At the end of The Backlog Loop, I mentioned that software is becoming a commodity and that the bottleneck isn't writing code anymore. That felt like something worth sitting with, so here's more of what I mean.
When I type "plan a new feature" to my OpenClaw agent, I don't explain what planning means. The agent runs the plan CLI, which decomposes the feature into tasks with priorities and dependencies, surfaces open questions, and creates tickets ready to work. When I say "start the loop," it creates an epic, kicks off the iteration script, and monitoring starts automatically. The correctness comes from what's already in place, not from the prompt itself.
That's what I mean by correct by default.
The scaffolding
The foundation is a few things working together. Skills files encode the design conventions, architecture patterns, and workflow expectations for the project. td handles task management. The plan tool handles decomposition. The loop script handles execution. Test Squad does QA by using features the way a user would, and reporting both human UX issues and agent experience problems. The codebase is organized so agents can navigate it the same way a new developer would: predictable directory structure, consistent naming, architecture notes that explain why things are set up the way they are.
When that foundation exists, agents don't invent an architecture. They work within yours.
The Backlog Loop describes Designer, a Figma-style design tool built almost entirely by the loop over a weekend: about 50,000 lines of Svelte and TypeScript across 78 components. The output uses Linear's design patterns and Svelte 5 runes consistently throughout because those conventions were encoded upfront in skills files that every session reads. The conversation was about what to build. The implementation followed from what was already in place.
Here's what the actual flow looked like for one specific feature. I wanted to add real-time monitoring to the Designer canvas so users could see when an agent was working on their document. I described this to my OpenClaw agent on Discord. She created a ticket, I bumped the priority, and the next loop iteration picked it up. The agent ran the plan tool, which produced a short spec and flagged three open questions about animation timing and how to handle concurrent agent operations. I answered those in the Discord thread. The plan became tasks. The loop worked them. By the time I came back to my desk, the feature was done, the tests were passing, and there were screenshots of it working.

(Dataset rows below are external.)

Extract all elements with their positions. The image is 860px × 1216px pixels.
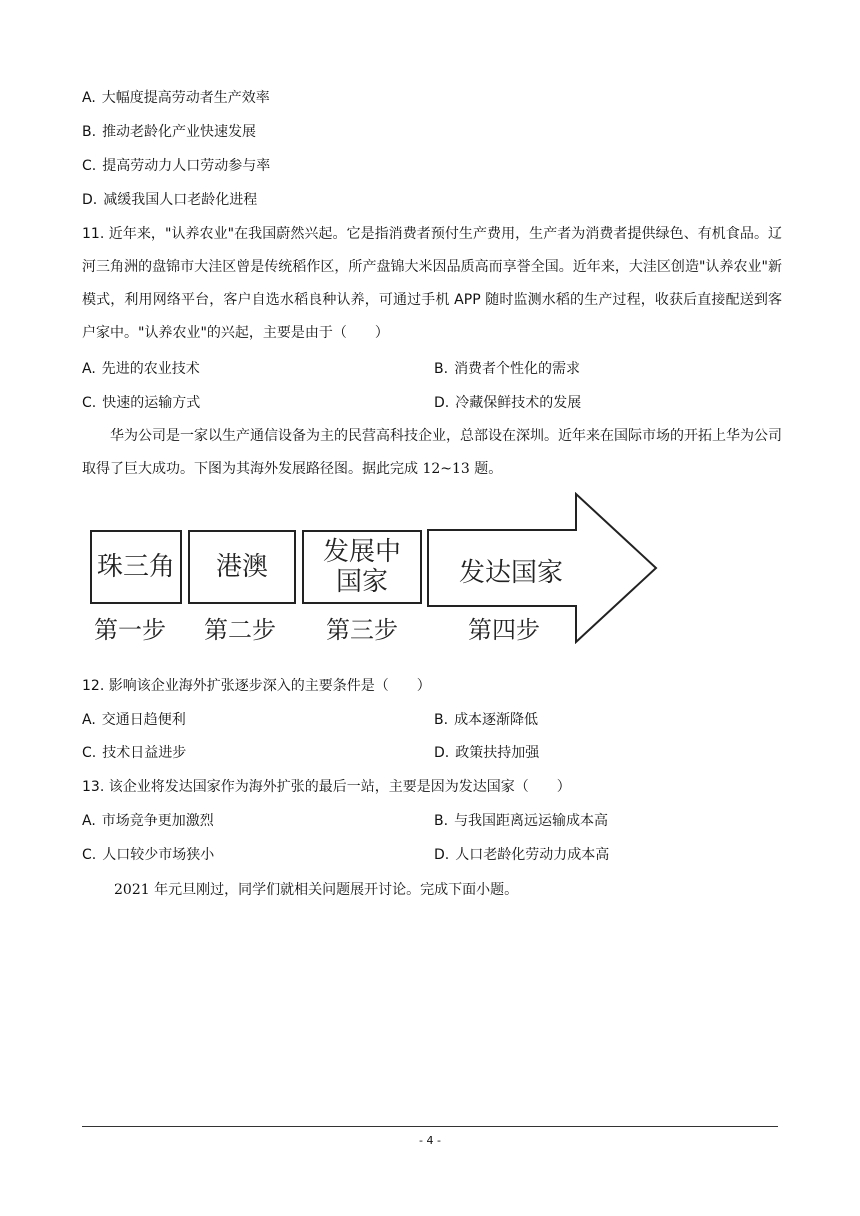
option-text: 政策扶持加强 — [455, 745, 540, 761]
q13-option-a — [82, 811, 214, 831]
step4-label: 发达国家 — [458, 558, 563, 588]
option-text: 冷藏保鲜技术的发展 — [455, 395, 582, 411]
option-letter: A. — [82, 90, 96, 106]
option-text: 技术日益进步 — [102, 745, 187, 761]
option-text: 提高劳动力人口劳动参与率 — [102, 158, 271, 174]
step2-label: 第二步 — [204, 616, 276, 644]
option-letter: B. — [434, 361, 449, 377]
q10-option-d — [82, 190, 257, 210]
step4-step-label: 第四步 — [468, 616, 540, 644]
option-text: 人口较少市场狭小 — [102, 847, 215, 863]
q11-stem: 11. 近年来，"认养农业"在我国蔚然兴起。它是指消费者预付生产费用，生产者为消费者提供绿色、有机食品。辽河三角洲的盘锦市大洼区曾是传统稻作区，所产盘锦大米因品质高而享誉全国。近年来，大洼区创造"认养农业"新模式，利用网络平台，客户自选水稻良种认养，可通过手机 APP 随时监测水稻的生产过程，收获后直接配送到客户家中。"认养农业"的兴起，主要是由于（ ） — [82, 226, 782, 341]
step3-box — [302, 530, 422, 604]
footer-divider — [82, 1126, 778, 1127]
option-text: 减缓我国人口老龄化进程 — [103, 192, 258, 208]
page-number: - 4 - — [419, 1134, 441, 1147]
step3-line2: 国家 — [335, 567, 388, 597]
q13-option-d — [434, 845, 609, 865]
option-letter: C. — [82, 158, 97, 174]
option-letter: C. — [82, 745, 97, 761]
q10-option-b — [82, 122, 256, 142]
option-letter: D. — [434, 847, 450, 863]
q12-option-b — [434, 710, 538, 730]
q13-option-c — [82, 845, 214, 865]
q12-option-d — [434, 743, 539, 763]
option-text: 与我国距离远运输成本高 — [454, 813, 609, 829]
q13-stem: 13. 该企业将发达国家作为海外扩张的最后一站，主要是因为发达国家（ ） — [82, 779, 571, 795]
option-text: 市场竞争更加激烈 — [101, 813, 214, 829]
option-text: 先进的农业技术 — [101, 361, 200, 377]
option-letter: D. — [434, 745, 450, 761]
option-letter: B. — [434, 712, 449, 728]
option-text: 快速的运输方式 — [102, 395, 201, 411]
option-text: 大幅度提高劳动者生产效率 — [101, 90, 270, 106]
option-letter: D. — [82, 192, 98, 208]
option-text: 交通日趋便利 — [101, 712, 186, 728]
intro-2021: 2021 年元旦刚过，同学们就相关问题展开讨论。完成下面小题。 — [114, 882, 519, 898]
q11-option-a — [82, 359, 200, 379]
q11-option-d — [434, 393, 581, 413]
option-letter: C. — [82, 847, 97, 863]
step1-box: 珠三角 — [90, 530, 182, 604]
q12-option-a — [82, 710, 186, 730]
huawei-expansion-diagram — [84, 492, 664, 652]
step3-line1: 发展中 — [322, 537, 401, 567]
option-text: 消费者个性化的需求 — [454, 361, 581, 377]
q12-stem: 12. 影响该企业海外扩张逐步深入的主要条件是（ ） — [82, 678, 431, 694]
option-letter: A. — [82, 361, 96, 377]
q11-option-b — [434, 359, 580, 379]
q10-option-a — [82, 88, 270, 108]
option-text: 人口老龄化劳动力成本高 — [455, 847, 610, 863]
q10-option-c — [82, 156, 270, 176]
step2-box: 港澳 — [188, 530, 296, 604]
q12-option-c — [82, 743, 186, 763]
q11-option-c — [82, 393, 200, 413]
option-letter: C. — [82, 395, 97, 411]
option-letter: A. — [82, 813, 96, 829]
step3-label: 第三步 — [326, 616, 398, 644]
option-letter: A. — [82, 712, 96, 728]
option-letter: D. — [434, 395, 450, 411]
huawei-intro: 华为公司是一家以生产通信设备为主的民营高科技企业，总部设在深圳。近年来在国际市场的开拓上华为公司取得了巨大成功。下图为其海外发展路径图。据此完成 12~13 题。 — [82, 428, 782, 477]
option-text: 推动老龄化产业快速发展 — [102, 124, 257, 140]
q13-option-b — [434, 811, 608, 831]
option-letter: B. — [434, 813, 449, 829]
option-text: 成本逐渐降低 — [454, 712, 539, 728]
step1-label: 第一步 — [94, 616, 166, 644]
option-letter: B. — [82, 124, 97, 140]
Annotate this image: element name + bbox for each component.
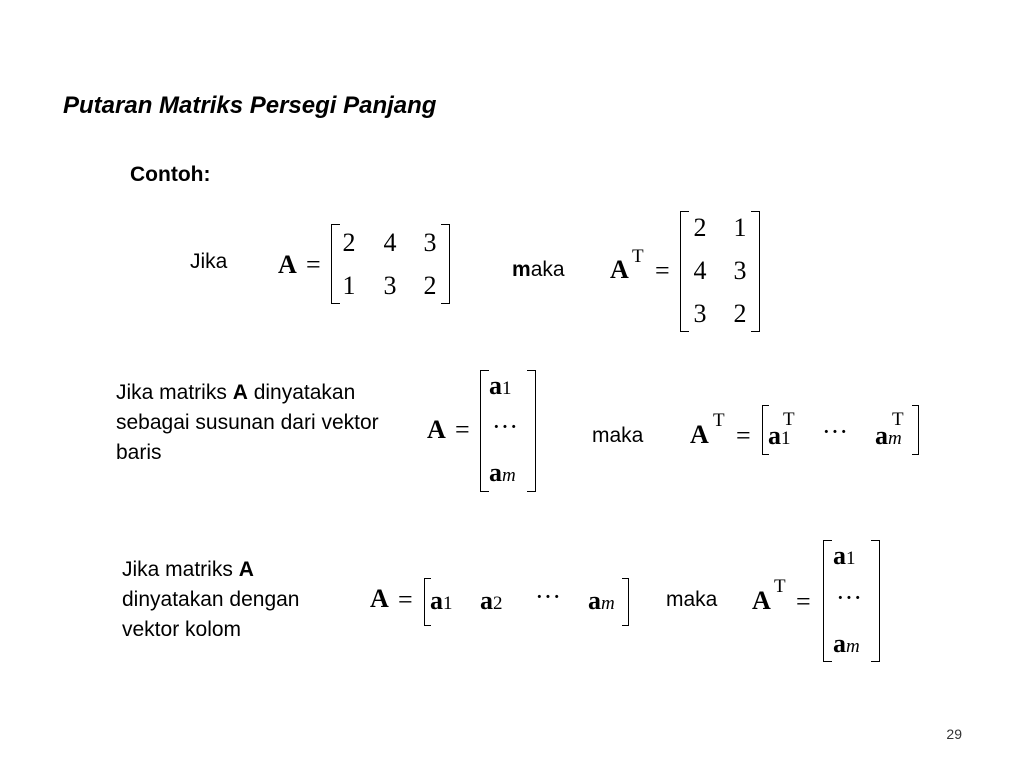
equals-sign: =: [736, 421, 751, 450]
column-vector-m: am: [588, 586, 615, 615]
transpose-superscript: T: [713, 410, 725, 431]
transposed-last: am: [875, 421, 902, 450]
right-bracket: [441, 224, 450, 304]
matrix-cell: 3: [423, 228, 437, 257]
maka-label: maka: [592, 424, 644, 447]
left-bracket: [480, 370, 489, 492]
horizontal-dots: ···: [822, 417, 848, 446]
vertical-dots: ···: [836, 583, 862, 612]
example-heading: Contoh:: [130, 163, 211, 186]
matrix-cell: 1: [342, 271, 356, 300]
transpose-superscript: T: [632, 246, 644, 267]
right-bracket: [751, 211, 760, 332]
matrix-cell: 3: [383, 271, 397, 300]
left-bracket: [680, 211, 689, 332]
matrix-cell: 2: [423, 271, 437, 300]
transposed-first-sup: T: [783, 409, 795, 430]
maka-label: maka: [512, 258, 565, 281]
jika-label: Jika: [190, 250, 228, 273]
column-vector-1: a1: [430, 586, 453, 615]
right-bracket: [527, 370, 536, 492]
vertical-dots: ···: [492, 412, 518, 441]
row-vector-description: Jika matriks A dinyatakan sebagai susunan dari vektor baris: [116, 381, 379, 464]
page-number: 29: [946, 726, 962, 742]
transpose-symbol: A: [690, 420, 709, 449]
transposed-column-first: a1: [833, 541, 856, 570]
matrix-cell: 4: [693, 256, 707, 285]
transposed-column-last: am: [833, 629, 860, 658]
matrix-a-symbol: A: [278, 250, 297, 279]
equals-sign: =: [796, 587, 811, 616]
transpose-symbol: A: [610, 255, 629, 284]
equals-sign: =: [398, 585, 413, 614]
matrix-cell: 2: [693, 213, 707, 242]
horizontal-dots: ···: [535, 582, 561, 611]
matrix-cell: 2: [733, 299, 747, 328]
equals-sign: =: [306, 250, 321, 279]
matrix-cell: 3: [733, 256, 747, 285]
matrix-cell: 4: [383, 228, 397, 257]
slide-title: Putaran Matriks Persegi Panjang: [63, 92, 437, 119]
right-bracket: [871, 540, 880, 662]
transposed-first: a1: [768, 421, 791, 450]
maka-label: maka: [666, 588, 718, 611]
matrix-cell: 3: [693, 299, 707, 328]
matrix-cell: 1: [733, 213, 747, 242]
left-bracket: [823, 540, 832, 662]
row-vector-last: am: [489, 458, 516, 487]
matrix-cell: 2: [342, 228, 356, 257]
transposed-last-sup: T: [892, 409, 904, 430]
column-vector-2: a2: [480, 586, 503, 615]
matrix-a-symbol: A: [370, 584, 389, 613]
transpose-superscript: T: [774, 576, 786, 597]
row-vector-first: a1: [489, 371, 512, 400]
transpose-symbol: A: [752, 586, 771, 615]
equals-sign: =: [655, 256, 670, 285]
right-bracket: [622, 578, 629, 626]
column-vector-description: Jika matriks A dinyatakan dengan vektor kolom: [122, 558, 300, 641]
equals-sign: =: [455, 415, 470, 444]
matrix-a-symbol: A: [427, 415, 446, 444]
right-bracket: [912, 405, 919, 455]
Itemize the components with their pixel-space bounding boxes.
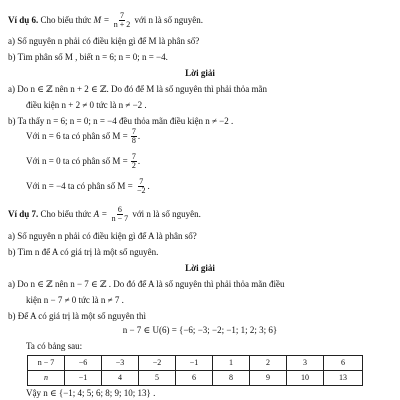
ex7-question-a: a) Số nguyên n phải có điều kiện gì để A là phân số? (8, 231, 197, 241)
ex7-intro-after: với n là số nguyên. (132, 208, 201, 219)
ex6-case2-text: Với n = 0 ta có phân số M = (26, 155, 128, 166)
ex7-solution-b-line1: b) Để A có giá trị là một số nguyên thì (8, 311, 146, 321)
ex6-case3-den: −2 (136, 186, 146, 196)
ex6-intro-after: với n là số nguyên. (134, 14, 203, 25)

No part of that required me to explain what a plan is, what the loop does, or what "done" means. Those things are encoded in the scaffolding.
What makes it compound
One piece of the system that I underestimated at first: each loop iteration reviews the previous task before picking up the next one, and the reviewing session starts completely clean, with no memory of what was built or why. It reads the code cold and flags anything that looks off. An agent reviewing its own work tends to check that things match its own intentions. A separate session catches different categories of mistakes. Before a task closes, there's a proof requirement too: passing tests and screenshots of the feature working. Correctness gets verified before it accumulates.
The foundation gets richer with each project. When the loop built Designer's collaboration system, it already knew about the component patterns, the API conventions, and the design token system, because those had been built by earlier iterations and folded back into the project context. New features start from that accumulated foundation. Each project benefits from the last.
This is different from vibe coding in a specific way. The gap shows up when you start building on top of what you made, when a new feature needs to fit correctly with everything else, or when a bug fix can't introduce three others. With the right foundation in place, agents extend the system correctly. Without it, they extend it plausibly.
Where this is going
The loop built Designer, a design tool that would have been a team-sized project not long ago, over a weekend. The constraint wasn't writing code. It was deciding what to build and writing tickets that described it clearly enough for the loop to work them.
As the scaffolding gets better, that constraint gets easier too. More of the "how" gets encoded. Less has to be specified each time. The gap between describing something and having working software shrinks.
The fact that one developer can build a Figma-style design tool over a weekend, mostly by writing good tickets, seems like it's pointing somewhere interesting.